MPF cobra acessibilidade em aeroportos após morte de passageira
Tragédia evidencia riscos enfrentados por idosos e pessoas com deficiência e confirma urgência de medidas determinadas pela Justiça FederalTragédia evidencia riscos enfrentados por idosos e pessoas com deficiência e confirma urgência de medidas determinadas pela Justiça Federal
O Ministério Público Federal (MPF) reforçou, nesta segunda-feira (8), um pedido à Justiça Federal para que seja cumprida decisão que obriga a União e a Agência Nacional de Aviação Civil (Anac) a fiscalizarem e exigirem a instalação de passarelas telescópicas ou equipamentos de elevação acessível em aeroportos brasileiros de grande movimentação.
A manifestação do MPF ocorre após sentença favorável proferida em ação civil pública ajuizada em 2022 e ganha novo destaque após a morte de uma passageira de 72 anos durante o desembarque no Aeroporto de Congonhas, em São Paulo.

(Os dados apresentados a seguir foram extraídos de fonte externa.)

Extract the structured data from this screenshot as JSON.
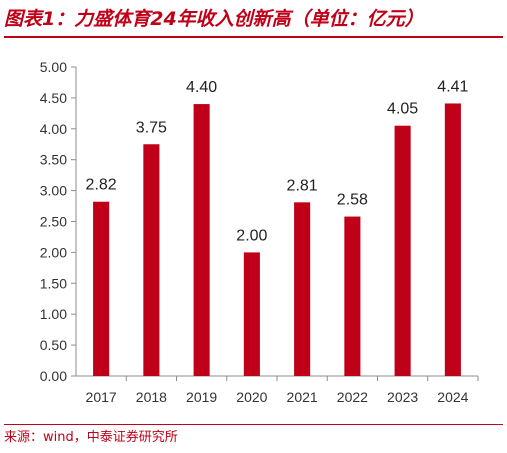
{
  "header": {
    "title": "图表1：力盛体育24年收入创新高（单位：亿元）"
  },
  "footer": {
    "source": "来源：wind，中泰证券研究所"
  },
  "chart_data": {
    "type": "bar",
    "title": "图表1：力盛体育24年收入创新高（单位：亿元）",
    "xlabel": "",
    "ylabel": "",
    "categories": [
      "2017",
      "2018",
      "2019",
      "2020",
      "2021",
      "2022",
      "2023",
      "2024"
    ],
    "values": [
      2.82,
      3.75,
      4.4,
      2.0,
      2.81,
      2.58,
      4.05,
      4.41
    ],
    "value_labels": [
      "2.82",
      "3.75",
      "4.40",
      "2.00",
      "2.81",
      "2.58",
      "4.05",
      "4.41"
    ],
    "ylim": [
      0,
      5
    ],
    "yticks": [
      "0.00",
      "0.50",
      "1.00",
      "1.50",
      "2.00",
      "2.50",
      "3.00",
      "3.50",
      "4.00",
      "4.50",
      "5.00"
    ],
    "grid": false,
    "legend": "none",
    "bar_color": "#c00018",
    "accent_color": "#c00018"
  }
}
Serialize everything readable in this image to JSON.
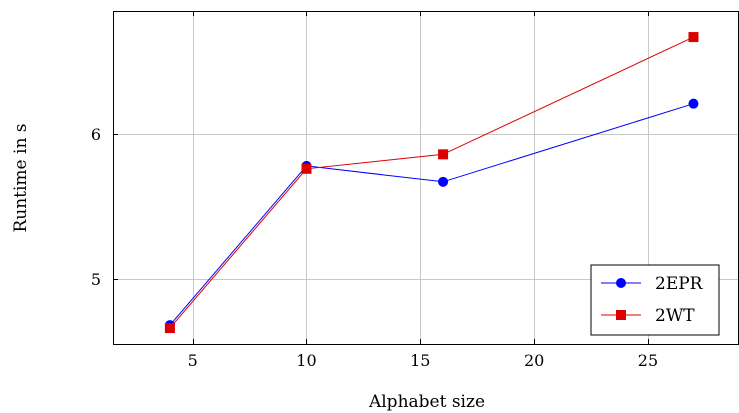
{
  "chart_data": {
    "type": "line",
    "xlabel": "Alphabet size",
    "ylabel": "Runtime in s",
    "x": [
      4,
      10,
      16,
      27
    ],
    "xlim": [
      1.5,
      29
    ],
    "ylim": [
      4.55,
      6.85
    ],
    "xticks": [
      5,
      10,
      15,
      20,
      25
    ],
    "yticks": [
      5,
      6
    ],
    "grid": true,
    "legend_position": "bottom-right",
    "series": [
      {
        "name": "2EPR",
        "color": "#0000ff",
        "marker": "circle",
        "values": [
          4.68,
          5.78,
          5.67,
          6.21
        ]
      },
      {
        "name": "2WT",
        "color": "#dd0000",
        "marker": "square",
        "values": [
          4.66,
          5.76,
          5.86,
          6.67
        ]
      }
    ]
  }
}
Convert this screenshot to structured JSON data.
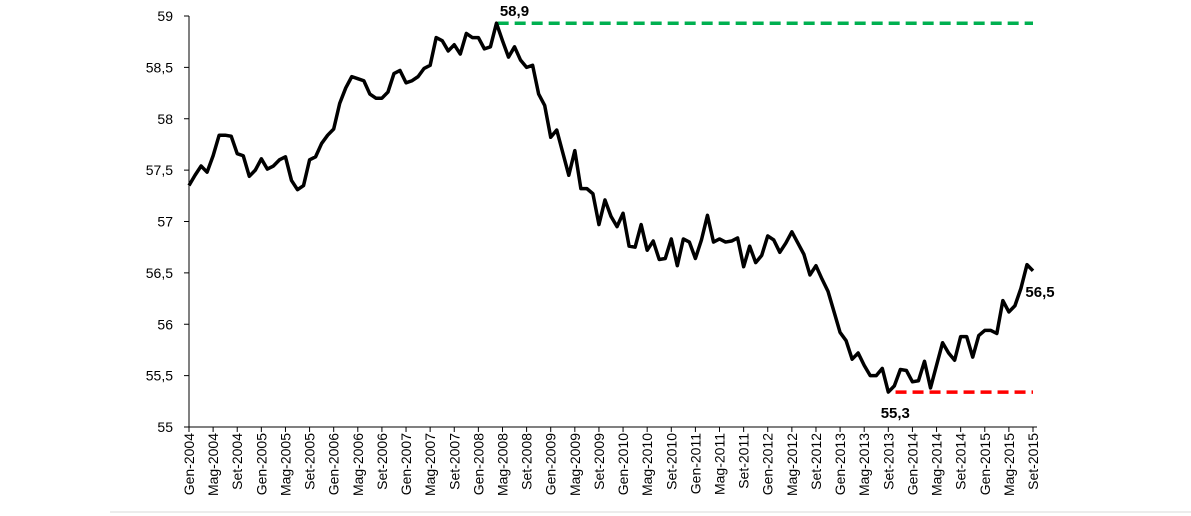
{
  "chart_data": {
    "type": "line",
    "categories": [
      "Gen-2004",
      null,
      null,
      null,
      "Mag-2004",
      null,
      null,
      null,
      "Set-2004",
      null,
      null,
      null,
      "Gen-2005",
      null,
      null,
      null,
      "Mag-2005",
      null,
      null,
      null,
      "Set-2005",
      null,
      null,
      null,
      "Gen-2006",
      null,
      null,
      null,
      "Mag-2006",
      null,
      null,
      null,
      "Set-2006",
      null,
      null,
      null,
      "Gen-2007",
      null,
      null,
      null,
      "Mag-2007",
      null,
      null,
      null,
      "Set-2007",
      null,
      null,
      null,
      "Gen-2008",
      null,
      null,
      null,
      "Mag-2008",
      null,
      null,
      null,
      "Set-2008",
      null,
      null,
      null,
      "Gen-2009",
      null,
      null,
      null,
      "Mag-2009",
      null,
      null,
      null,
      "Set-2009",
      null,
      null,
      null,
      "Gen-2010",
      null,
      null,
      null,
      "Mag-2010",
      null,
      null,
      null,
      "Set-2010",
      null,
      null,
      null,
      "Gen-2011",
      null,
      null,
      null,
      "Mag-2011",
      null,
      null,
      null,
      "Set-2011",
      null,
      null,
      null,
      "Gen-2012",
      null,
      null,
      null,
      "Mag-2012",
      null,
      null,
      null,
      "Set-2012",
      null,
      null,
      null,
      "Gen-2013",
      null,
      null,
      null,
      "Mag-2013",
      null,
      null,
      null,
      "Set-2013",
      null,
      null,
      null,
      "Gen-2014",
      null,
      null,
      null,
      "Mag-2014",
      null,
      null,
      null,
      "Set-2014",
      null,
      null,
      null,
      "Gen-2015",
      null,
      null,
      null,
      "Mag-2015",
      null,
      null,
      null,
      "Set-2015"
    ],
    "series": [
      {
        "color": "#000000",
        "values": [
          57.35,
          57.45,
          57.54,
          57.48,
          57.64,
          57.84,
          57.84,
          57.83,
          57.66,
          57.64,
          57.44,
          57.5,
          57.61,
          57.51,
          57.54,
          57.6,
          57.63,
          57.4,
          57.31,
          57.35,
          57.6,
          57.63,
          57.76,
          57.84,
          57.9,
          58.15,
          58.3,
          58.41,
          58.39,
          58.37,
          58.24,
          58.2,
          58.2,
          58.26,
          58.44,
          58.47,
          58.35,
          58.37,
          58.41,
          58.49,
          58.52,
          58.79,
          58.76,
          58.66,
          58.72,
          58.63,
          58.83,
          58.79,
          58.79,
          58.68,
          58.7,
          58.93,
          58.76,
          58.6,
          58.7,
          58.57,
          58.5,
          58.52,
          58.24,
          58.13,
          57.82,
          57.89,
          57.67,
          57.45,
          57.69,
          57.32,
          57.32,
          57.27,
          56.97,
          57.21,
          57.05,
          56.95,
          57.08,
          56.76,
          56.75,
          56.97,
          56.72,
          56.81,
          56.63,
          56.64,
          56.83,
          56.57,
          56.83,
          56.8,
          56.64,
          56.82,
          57.06,
          56.8,
          56.83,
          56.8,
          56.81,
          56.84,
          56.56,
          56.76,
          56.6,
          56.67,
          56.86,
          56.82,
          56.7,
          56.79,
          56.9,
          56.79,
          56.68,
          56.48,
          56.57,
          56.44,
          56.32,
          56.12,
          55.92,
          55.84,
          55.66,
          55.72,
          55.6,
          55.5,
          55.5,
          55.57,
          55.34,
          55.4,
          55.56,
          55.55,
          55.44,
          55.45,
          55.64,
          55.38,
          55.6,
          55.82,
          55.72,
          55.65,
          55.88,
          55.88,
          55.68,
          55.89,
          55.94,
          55.94,
          55.91,
          56.23,
          56.12,
          56.18,
          56.35,
          56.58,
          56.52
        ],
        "value_labels": [
          null,
          null,
          null,
          null,
          null,
          null,
          null,
          null,
          null,
          null,
          null,
          null,
          null,
          null,
          null,
          null,
          null,
          null,
          null,
          null,
          null,
          null,
          null,
          null,
          null,
          null,
          null,
          null,
          null,
          null,
          null,
          null,
          null,
          null,
          null,
          null,
          null,
          null,
          null,
          null,
          null,
          null,
          null,
          null,
          null,
          null,
          null,
          null,
          null,
          null,
          null,
          "58,9",
          null,
          null,
          null,
          null,
          null,
          null,
          null,
          null,
          null,
          null,
          null,
          null,
          null,
          null,
          null,
          null,
          null,
          null,
          null,
          null,
          null,
          null,
          null,
          null,
          null,
          null,
          null,
          null,
          null,
          null,
          null,
          null,
          null,
          null,
          null,
          null,
          null,
          null,
          null,
          null,
          null,
          null,
          null,
          null,
          null,
          null,
          null,
          null,
          null,
          null,
          null,
          null,
          null,
          null,
          null,
          null,
          null,
          null,
          null,
          null,
          null,
          null,
          null,
          null,
          "55,3",
          null,
          null,
          null,
          null,
          null,
          null,
          null,
          null,
          null,
          null,
          null,
          null,
          null,
          null,
          null,
          null,
          null,
          null,
          null,
          null,
          null,
          null,
          null,
          "56,5"
        ]
      }
    ],
    "reference_lines": [
      {
        "value": 58.93,
        "color": "#00b050"
      },
      {
        "value": 55.34,
        "color": "#ff0000"
      }
    ],
    "ylim": [
      55,
      59
    ],
    "yticks": [
      55,
      {
        "value": 55.5,
        "label": "55,5"
      },
      56,
      {
        "value": 56.5,
        "label": "56,5"
      },
      57,
      {
        "value": 57.5,
        "label": "57,5"
      },
      58,
      {
        "value": 58.5,
        "label": "58,5"
      },
      59
    ],
    "grid": false
  }
}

A vítima, identificada como Maria da Glória Pereira da Silva Fávaro, havia embarcado em Ribeirão Preto (SP) com destino a Cuiabá, onde participaria do aniversário da filha, médica residente na capital mato-grossense. O acidente ocorreu em 29 de maio, durante o desembarque do voo LA3785, quando a idosa caiu ao utilizar uma escada convencional na aeronave.
Ela sofreu ferimentos graves, foi socorrida por equipes médicas e encaminhada a uma unidade de saúde em São Paulo, onde permaneceu internada por dois dias, mas não resistiu e morreu em 31 de maio.
Episódio considerado evitável
Na avaliação do procurador da República Lucas Costa Almeida Dias, o caso evidencia falhas estruturais na garantia de acessibilidade e segurança nos procedimentos de embarque e desembarque em aeroportos do país.
Segundo o MPF, o episódio reforça a necessidade de cumprimento efetivo das determinações judiciais já impostas à União e à Anac, especialmente no que se refere à oferta de equipamentos adequados para passageiros com necessidade de assistência especial.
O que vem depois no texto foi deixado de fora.